E. Sì che lo siamo! Questo aspetto non viene minimamente toccato dalle riforme, e nemmeno vengono deformati i tredici primi articoli di indirizzo. L’accusa alla riforma di predisporre un premierato autoritario è una «bufala» priva di ogni fondamento. Certo, c’è un nesso con la legge elettorale, davvero pasticciata come poche, ma i sistemi elettorali non sono tali da mutare da soli le istituzioni. Il fascismo non è salito al potere per colpa della legge Acerbo. La fascistizzazione era già iniziata, era nelle corde del PNF e altro ha consentito la costruzione dello stato totalitario. Chi fa questo paragone storico è un falsario.

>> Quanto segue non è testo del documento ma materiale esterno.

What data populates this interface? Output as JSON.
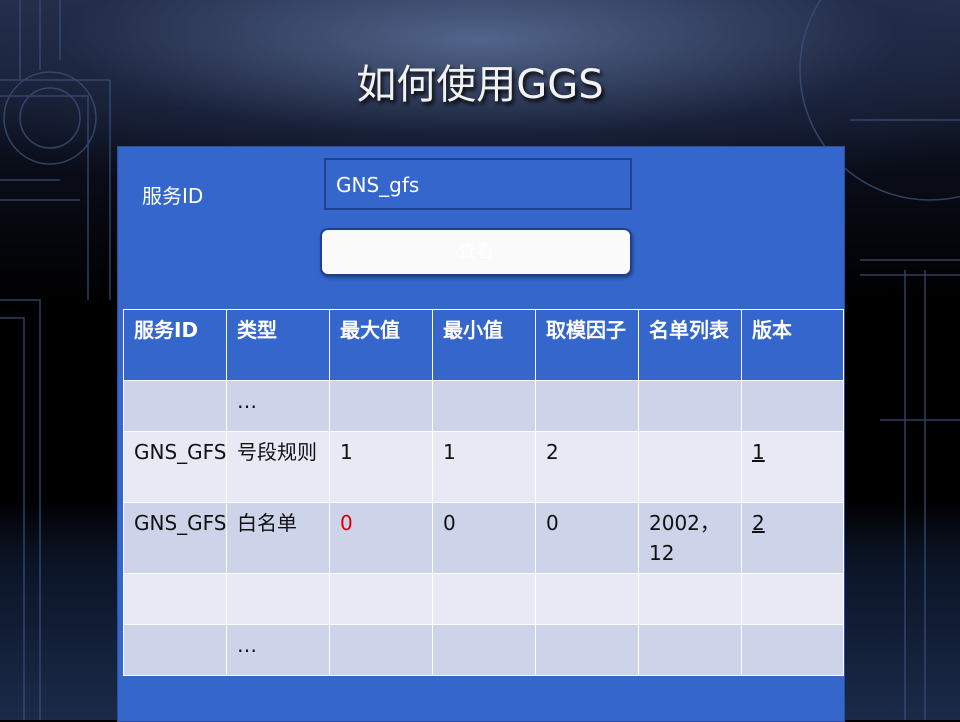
{
  "slide": {
    "title": "如何使用GGS"
  },
  "form": {
    "label": "服务ID",
    "input_value": "GNS_gfs",
    "button_label": "查看"
  },
  "table": {
    "headers": [
      "服务ID",
      "类型",
      "最大值",
      "最小值",
      "取模因子",
      "名单列表",
      "版本"
    ],
    "rows": [
      [
        "",
        "…",
        "",
        "",
        "",
        "",
        ""
      ],
      [
        "GNS_GFS",
        "号段规则",
        "1",
        "1",
        "2",
        "",
        "1"
      ],
      [
        "GNS_GFS",
        "白名单",
        "0",
        "0",
        "0",
        "2002，12",
        "2"
      ],
      [
        "",
        "",
        "",
        "",
        "",
        "",
        ""
      ],
      [
        "",
        "…",
        "",
        "",
        "",
        "",
        ""
      ]
    ]
  },
  "colors": {
    "panel": "#3466cc",
    "row_alt": "#cdd4ea",
    "row_light": "#e7eaf5",
    "highlight_value": "#dd0000"
  }
}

CdF. Hai ragione, ma Renzi non piace…
E. Nemmeno io amo Renzi, ne abbiamo parlato altre volte. Non ho cambiato idea, non so valutare nell’insieme l’operato del suo governo, più ombre che luci; non tutto però è buio pesto, siamo onesti. Ma questo non ci interessa. Mettiamo fuori Renzi dai nostri discorsi. Ragioniamo sulle proposte, non su chi le propone, e nemmeno dei modi in cui le propone.
CdF. Questo è un ragionare da elettore consapevole: cogliere il problema per quello che è, senza distorsioni o cacofonie. Le variazioni costituzionali oggetto del referendum hanno il grande merito di sbloccare finalmente un sistema paralizzato o, nel caso delle Regioni, disfunzionale. Proprio il sistema chiuso, anzi blindato, di cui parlavo sopra. I costi politici di questo immobilismo e di queste disfunzionalità sono enormi e li vediamo tutti…

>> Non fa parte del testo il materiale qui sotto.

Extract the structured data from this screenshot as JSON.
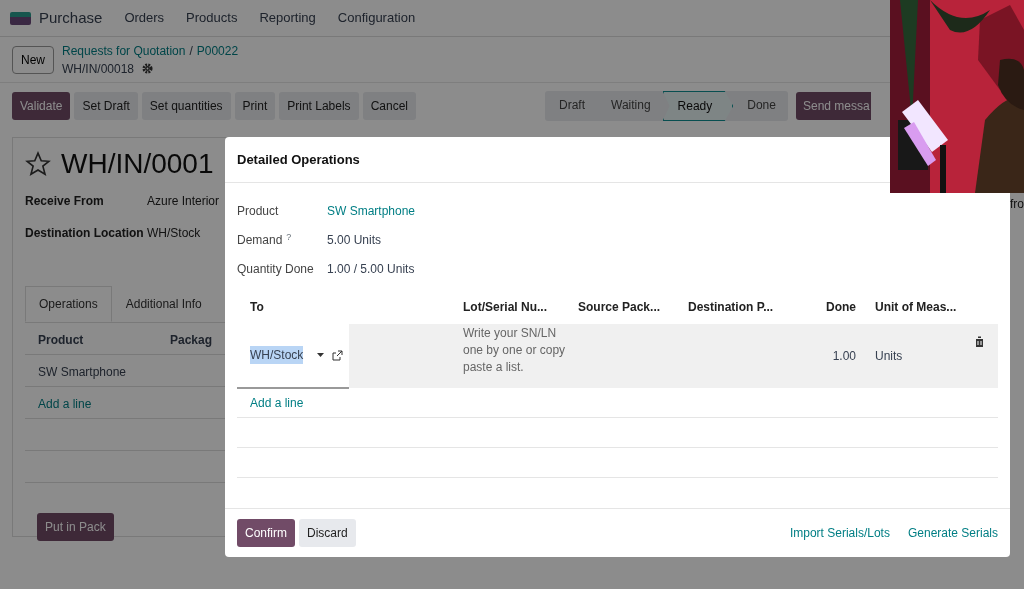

E. Molti però sembra che preferiscano stare su una carrozzina che zoppicare!
CdF. Temo sia così, ma una chance esiste. I più titolati a vedere questi danni sono i giovani, perché pagheranno ancor più di quanto abbiamo pagato noi. Perseverare nell’errore senza sperimentare correzioni non nocive o lesive in modo irreversibile danneggia chi verrà dopo di noi. I danni che abbiamo subìto ci accompagneranno nella tomba, mio caro, e alla nostra età (e nelle mie condizioni) possiamo dire: «Amen, è andata così, non si può tornare indietro».
E. Concordo con te.
CdF. Dunque proviamo a sperimentare. Non sono in gioco il Male Assoluto e il Bene Assoluto. Dove le riforme dimostreranno di funzionare, le terremo. Dove non funzioneranno, potremo cambiarle, o potranno cambiarle le generazioni successive alla nostra. Guasti irreversibili, su queste materie, non se ne produrranno. O preferiamo restare fermi?

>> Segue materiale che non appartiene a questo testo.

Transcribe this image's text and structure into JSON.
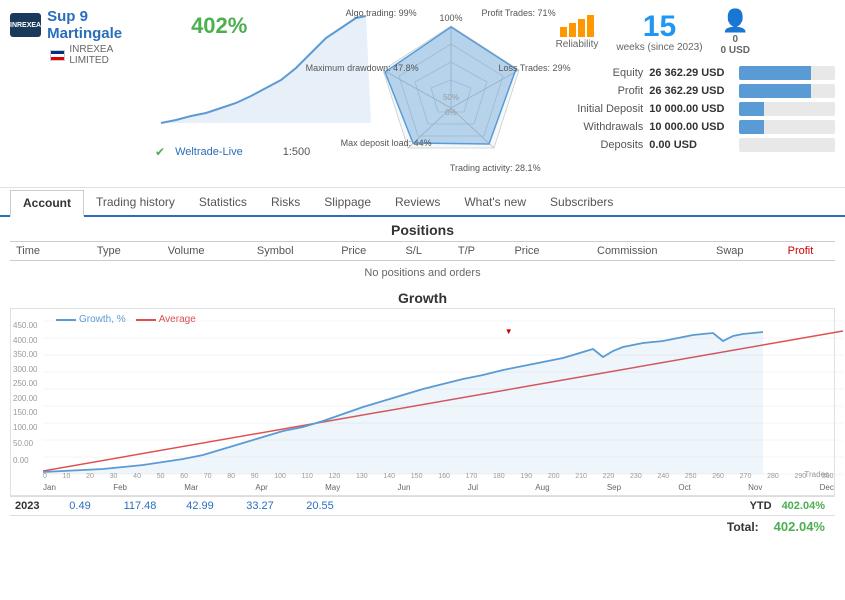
{
  "header": {
    "logo_text": "INREXEA",
    "brand_name": "Sup 9 Martingale",
    "sub_brand": "INREXEA LIMITED",
    "growth_pct": "402%",
    "broker": "Weltrade-Live",
    "leverage": "1:500"
  },
  "radar": {
    "algo_trading": "Algo trading: 99%",
    "max_drawdown": "Maximum drawdown: 47.8%",
    "max_deposit_load": "Max deposit load: 44%",
    "trading_activity": "Trading activity: 28.1%",
    "profit_trades": "Profit Trades: 71%",
    "loss_trades": "Loss Trades: 29%"
  },
  "top_stats": {
    "reliability_label": "Reliability",
    "weeks_num": "15",
    "weeks_label": "weeks (since 2023)",
    "subscribers_num": "0",
    "subscribers_usd": "0 USD"
  },
  "metrics": [
    {
      "label": "Equity",
      "value": "26 362.29 USD",
      "bar_pct": 75
    },
    {
      "label": "Profit",
      "value": "26 362.29 USD",
      "bar_pct": 75
    },
    {
      "label": "Initial Deposit",
      "value": "10 000.00 USD",
      "bar_pct": 25
    },
    {
      "label": "Withdrawals",
      "value": "10 000.00 USD",
      "bar_pct": 25
    },
    {
      "label": "Deposits",
      "value": "0.00 USD",
      "bar_pct": 0
    }
  ],
  "tabs": [
    "Account",
    "Trading history",
    "Statistics",
    "Risks",
    "Slippage",
    "Reviews",
    "What's new",
    "Subscribers"
  ],
  "active_tab": "Account",
  "positions": {
    "title": "Positions",
    "columns": [
      "Time",
      "Type",
      "Volume",
      "Symbol",
      "Price",
      "S/L",
      "T/P",
      "Price",
      "Commission",
      "Swap",
      "Profit"
    ],
    "empty_message": "No positions and orders"
  },
  "growth": {
    "title": "Growth",
    "legend": [
      "Growth, %",
      "Average"
    ],
    "y_labels": [
      "450.00",
      "400.00",
      "350.00",
      "300.00",
      "250.00",
      "200.00",
      "150.00",
      "100.00",
      "50.00",
      "0.00"
    ],
    "x_labels": [
      "0",
      "10",
      "20",
      "30",
      "40",
      "50",
      "60",
      "70",
      "80",
      "90",
      "100",
      "110",
      "120",
      "130",
      "140",
      "150",
      "160",
      "170",
      "180",
      "190",
      "200",
      "210",
      "220",
      "230",
      "240",
      "250",
      "260",
      "270",
      "280",
      "290",
      "300"
    ],
    "month_labels": [
      "Jan",
      "Feb",
      "Mar",
      "Apr",
      "May",
      "Jun",
      "Jul",
      "Aug",
      "Sep",
      "Oct",
      "Nov",
      "Dec"
    ],
    "trades_label": "Trades",
    "ytd_year": "2023",
    "ytd_values": [
      "0.49",
      "117.48",
      "42.99",
      "33.27",
      "20.55"
    ],
    "ytd_label": "YTD",
    "ytd_pct": "402.04%",
    "total_label": "Total:",
    "total_pct": "402.04%"
  }
}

E. Vivere nelle paludi non fa bene. Un tale avrebbe detto: «Qui o si cambia l’Italia o si muore»: di malaria, un po’ alla volta. E se non ora, quando cambieremo? La crisi della politica non è mai stata così grave e così profonda dall’avvento della Repubblica. Una risposta costruttiva è d’obbligo.
CdF. Riconosco i buoni e sinceri intenti di molti esponenti del No. Ma il Fronte del No è un aggregato temporaneo molto eterogeneo, unito solo dal comune nemico: Renzi. Se vincesse, cominceranno i litigi. Una dozzina e più di forze politiche che vanno dalla destra neonazista ai nostalgici dello stalinismo, con tre poli tra loro incompatibili ‒ Casaleggio jr, Salvini, D’Alema ‒ non potranno esprimere nessuna maggioranza politica. Se si va al voto con l’Italicum nella sua attuale versione, con un sistema tripolare impostato su un premio di maggioranza, la minoranza più grossa verrà premiata, ma saranno lasciate fuori due opposizioni tra loro incompatibili, che hanno un peso quasi due volte superiore al polo vincente. L’instabilità è certa.
E. Come elettori abbiamo diritto di sapere come vivremo o di cosa morremo. Le riforme varate offrono una via d’uscita. Non è un’autostrada; ma anche un viottolo di campagna va bene. Abbiamo sempre tempo per andare avanti e, se il caso, tornare indietro ma senza «passare dal via» come a Monòpoli. Le altre strade non offrono nemmeno questa minimale certezza.